Where do you install tSQLt?

The question of where to install tSQLt is probably the most common question I get when I talk about unit testing T-SQL, so much so that I thought that it would be a good topic for a blog. I mention tSQLt in the title, but this covers all unit test code for T-SQL.

So to be more specific:

Where do you install unit tests and unit tests frameworks for SQL Server, which databases should have that code in them?

If we look at what databases might exist in a development process:

  • Local developer database
  • CI database on a build server
  • Test database for testers
  • QA database for user acceptance testing
  • Prod mirror or Pre-Production database for a production standby database
  • Production database

If we have tests written in tSQLt and the tSQLt framework itself then where do you install that and those tests and execute those tests?

TLDR: The answer is quite simple, in these two database types:

  • Local developer database
  • CI database on a build server

Not TLDR:

The first thing to say is, what are unit tests?

There are two top goals for unit tests:

The first is that unit tests are small pieces of code that validate that other small pieces of code work successfully.

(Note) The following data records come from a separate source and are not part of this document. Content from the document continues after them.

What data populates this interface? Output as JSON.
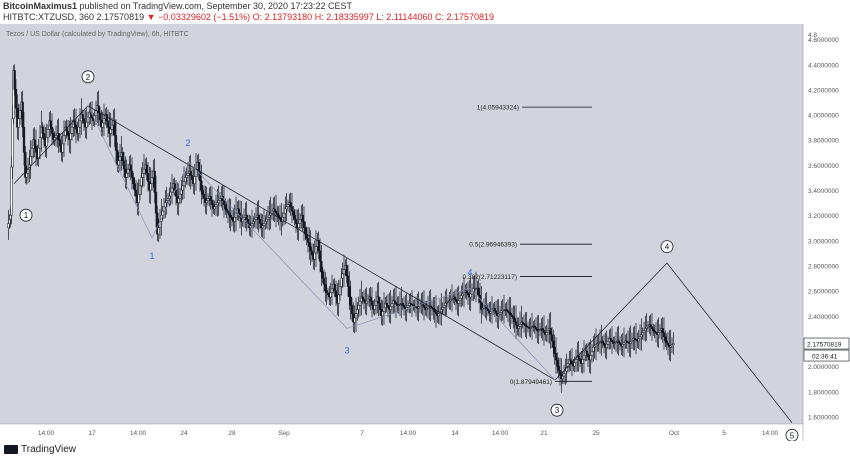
{
  "header": {
    "author": "BitcoinMaximus1",
    "published": "published on TradingView.com, September 30, 2020 17:23:22 CEST",
    "symbol": "HITBTC:XTZUSD, 360",
    "price": "2.17570819",
    "change": "−0.03329602 (−1.51%)",
    "ohlc": "O: 2.13793180 H: 2.18335997 L: 2.11144060 C: 2.17570819"
  },
  "chart_data": {
    "type": "candlestick",
    "title": "Tezos / US Dollar (calculated by TradingView), 6h, HITBTC",
    "colors": {
      "background": "#d1d4dc",
      "candle": "#131722",
      "trend": "#131722",
      "wave": "#8a8fb5",
      "label_blue": "#2f6bd6",
      "current_price_bg": "#ffffff"
    },
    "y_ticks": [
      "4.6000000",
      "4.4000000",
      "4.2000000",
      "4.0000000",
      "3.8000000",
      "3.6000000",
      "3.4000000",
      "3.2000000",
      "3.0000000",
      "2.8000000",
      "2.6000000",
      "2.4000000",
      "2.2000000",
      "2.0000000",
      "1.8000000",
      "1.6000000"
    ],
    "x_ticks": [
      "14:00",
      "17",
      "14:00",
      "24",
      "28",
      "Sep",
      "7",
      "14:00",
      "14",
      "14:00",
      "21",
      "25",
      "Oct",
      "5",
      "14:00"
    ],
    "current_price": "2.17570819",
    "countdown": "02:36:41",
    "fib_levels": [
      {
        "label": "1(4.05943324)",
        "value": 4.05943324
      },
      {
        "label": "0.5(2.96946393)",
        "value": 2.96946393
      },
      {
        "label": "0.382(2.71223117)",
        "value": 2.71223117
      },
      {
        "label": "0(1.87949461)",
        "value": 1.87949461
      }
    ],
    "wave_labels": [
      {
        "text": "1",
        "style": "circle"
      },
      {
        "text": "2",
        "style": "circle"
      },
      {
        "text": "3",
        "style": "circle"
      },
      {
        "text": "4",
        "style": "circle"
      },
      {
        "text": "5",
        "style": "circle"
      },
      {
        "text": "1",
        "style": "blue"
      },
      {
        "text": "2",
        "style": "blue"
      },
      {
        "text": "3",
        "style": "blue"
      },
      {
        "text": "4",
        "style": "blue"
      }
    ],
    "price_path": [
      [
        0,
        3.1
      ],
      [
        3,
        3.2
      ],
      [
        6,
        4.35
      ],
      [
        10,
        3.9
      ],
      [
        14,
        4.1
      ],
      [
        18,
        3.5
      ],
      [
        22,
        3.6
      ],
      [
        26,
        3.8
      ],
      [
        30,
        3.65
      ],
      [
        34,
        3.9
      ],
      [
        38,
        3.75
      ],
      [
        42,
        3.95
      ],
      [
        46,
        3.8
      ],
      [
        50,
        3.85
      ],
      [
        54,
        3.7
      ],
      [
        58,
        3.9
      ],
      [
        62,
        3.8
      ],
      [
        66,
        3.95
      ],
      [
        70,
        3.85
      ],
      [
        74,
        4.0
      ],
      [
        78,
        3.9
      ],
      [
        82,
        4.02
      ],
      [
        86,
        3.95
      ],
      [
        90,
        4.07
      ],
      [
        94,
        3.9
      ],
      [
        98,
        4.0
      ],
      [
        102,
        3.85
      ],
      [
        106,
        3.95
      ],
      [
        110,
        3.6
      ],
      [
        114,
        3.7
      ],
      [
        118,
        3.5
      ],
      [
        122,
        3.6
      ],
      [
        126,
        3.45
      ],
      [
        130,
        3.3
      ],
      [
        134,
        3.5
      ],
      [
        138,
        3.6
      ],
      [
        142,
        3.4
      ],
      [
        146,
        3.55
      ],
      [
        150,
        3.05
      ],
      [
        154,
        3.2
      ],
      [
        158,
        3.3
      ],
      [
        162,
        3.35
      ],
      [
        166,
        3.45
      ],
      [
        170,
        3.3
      ],
      [
        174,
        3.4
      ],
      [
        178,
        3.5
      ],
      [
        182,
        3.55
      ],
      [
        186,
        3.45
      ],
      [
        190,
        3.62
      ],
      [
        194,
        3.4
      ],
      [
        198,
        3.3
      ],
      [
        202,
        3.35
      ],
      [
        206,
        3.25
      ],
      [
        210,
        3.3
      ],
      [
        214,
        3.35
      ],
      [
        218,
        3.25
      ],
      [
        222,
        3.2
      ],
      [
        226,
        3.15
      ],
      [
        230,
        3.25
      ],
      [
        234,
        3.15
      ],
      [
        238,
        3.2
      ],
      [
        242,
        3.1
      ],
      [
        246,
        3.15
      ],
      [
        250,
        3.2
      ],
      [
        254,
        3.1
      ],
      [
        258,
        3.15
      ],
      [
        262,
        3.2
      ],
      [
        266,
        3.25
      ],
      [
        270,
        3.2
      ],
      [
        274,
        3.15
      ],
      [
        278,
        3.25
      ],
      [
        282,
        3.3
      ],
      [
        286,
        3.2
      ],
      [
        290,
        3.1
      ],
      [
        294,
        3.2
      ],
      [
        298,
        3.05
      ],
      [
        302,
        2.95
      ],
      [
        306,
        2.85
      ],
      [
        310,
        3.0
      ],
      [
        314,
        2.75
      ],
      [
        318,
        2.6
      ],
      [
        322,
        2.55
      ],
      [
        326,
        2.65
      ],
      [
        330,
        2.5
      ],
      [
        334,
        2.7
      ],
      [
        338,
        2.8
      ],
      [
        342,
        2.55
      ],
      [
        346,
        2.35
      ],
      [
        350,
        2.45
      ],
      [
        354,
        2.55
      ],
      [
        358,
        2.5
      ],
      [
        362,
        2.55
      ],
      [
        366,
        2.45
      ],
      [
        370,
        2.55
      ],
      [
        374,
        2.4
      ],
      [
        378,
        2.5
      ],
      [
        382,
        2.45
      ],
      [
        386,
        2.52
      ],
      [
        390,
        2.48
      ],
      [
        394,
        2.5
      ],
      [
        398,
        2.45
      ],
      [
        402,
        2.5
      ],
      [
        406,
        2.48
      ],
      [
        410,
        2.46
      ],
      [
        414,
        2.5
      ],
      [
        418,
        2.45
      ],
      [
        422,
        2.48
      ],
      [
        426,
        2.45
      ],
      [
        430,
        2.4
      ],
      [
        434,
        2.45
      ],
      [
        438,
        2.5
      ],
      [
        442,
        2.52
      ],
      [
        446,
        2.55
      ],
      [
        450,
        2.5
      ],
      [
        454,
        2.56
      ],
      [
        458,
        2.6
      ],
      [
        462,
        2.55
      ],
      [
        466,
        2.62
      ],
      [
        470,
        2.62
      ],
      [
        474,
        2.45
      ],
      [
        478,
        2.48
      ],
      [
        482,
        2.42
      ],
      [
        486,
        2.46
      ],
      [
        490,
        2.4
      ],
      [
        494,
        2.44
      ],
      [
        498,
        2.45
      ],
      [
        502,
        2.42
      ],
      [
        506,
        2.38
      ],
      [
        510,
        2.3
      ],
      [
        514,
        2.35
      ],
      [
        518,
        2.32
      ],
      [
        522,
        2.3
      ],
      [
        526,
        2.32
      ],
      [
        530,
        2.28
      ],
      [
        534,
        2.3
      ],
      [
        538,
        2.25
      ],
      [
        542,
        2.3
      ],
      [
        546,
        2.15
      ],
      [
        550,
        2.0
      ],
      [
        554,
        1.9
      ],
      [
        558,
        1.96
      ],
      [
        562,
        2.05
      ],
      [
        566,
        2.0
      ],
      [
        570,
        2.08
      ],
      [
        574,
        2.02
      ],
      [
        578,
        2.12
      ],
      [
        582,
        2.05
      ],
      [
        586,
        2.15
      ],
      [
        590,
        2.18
      ],
      [
        594,
        2.2
      ],
      [
        598,
        2.15
      ],
      [
        602,
        2.22
      ],
      [
        606,
        2.18
      ],
      [
        610,
        2.2
      ],
      [
        614,
        2.16
      ],
      [
        618,
        2.2
      ],
      [
        622,
        2.18
      ],
      [
        626,
        2.22
      ],
      [
        630,
        2.2
      ],
      [
        634,
        2.25
      ],
      [
        638,
        2.3
      ],
      [
        642,
        2.33
      ],
      [
        646,
        2.28
      ],
      [
        650,
        2.25
      ],
      [
        654,
        2.3
      ],
      [
        658,
        2.2
      ],
      [
        662,
        2.15
      ],
      [
        666,
        2.18
      ]
    ]
  }
}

The second goal is that unit tests guard against other developers breaking the actual pieces of code covered by the tests - you might well be the other developer in this case so I would always recommend not getting too worked up about this :).

In the list of databases, these two types are the only database types that are private and the type of databases that can typically be thrown away on a whim.

A local developer database should sit on the developer's machine and allow a developer to deploy and test their code locally without affecting anyone else. I have worked on projects with this setup, and it is easily the best to work with as a developer.

If you aren't able to have your database locally but have to either use a remote database or even worse, a shared database for testing, then you will likely get hit by other peoples breaking changes or other people debugging their code in some way blocking you from working.

When you have a shared database you have to coordinate all sorts of things like the best time to deploy and that itself is a massive time sink.

The second type of database, one for a CI build is typically only used for a single build at a time. Because a SQL Server database is, mostly, free to create on an existing server, there is no need to share CI databases. When you think about the fact that you can use Local DB to quickly and cheaply spin up a new clean, empty, fresh, happy database, why wouldn't you use this unless there was an excellent reason not to?

It is in these private databases that we can do things like deleting all the data in a table, setting all the dates of birth to a developer's favourite date or create a long-running transaction that blocks out all of the other users.

Once we move further right in our list of environments, we are less likely to want to do things such as deleting all the data in a table, and once we hit production, it is critical we don't leave test code like that in the database to be accidentally called.

Tests for a production database should be a series of smoke tests which can operate in and around the existing live production calls and data so they do not take extra transactions than the standard database does and they certainly don't modify data, other than their own.

These smoke tests are also likely to be carried out via the application, so a deploy happens and a set of application tests are typically executed to validate that the deploy has been a success - this is a long way from where we use unit tests to validate and guard code against breaking changes.

Anyway, enjoy!

Comments

If I want to know what a piece of code is intended to do the first place I look is at the unit tests.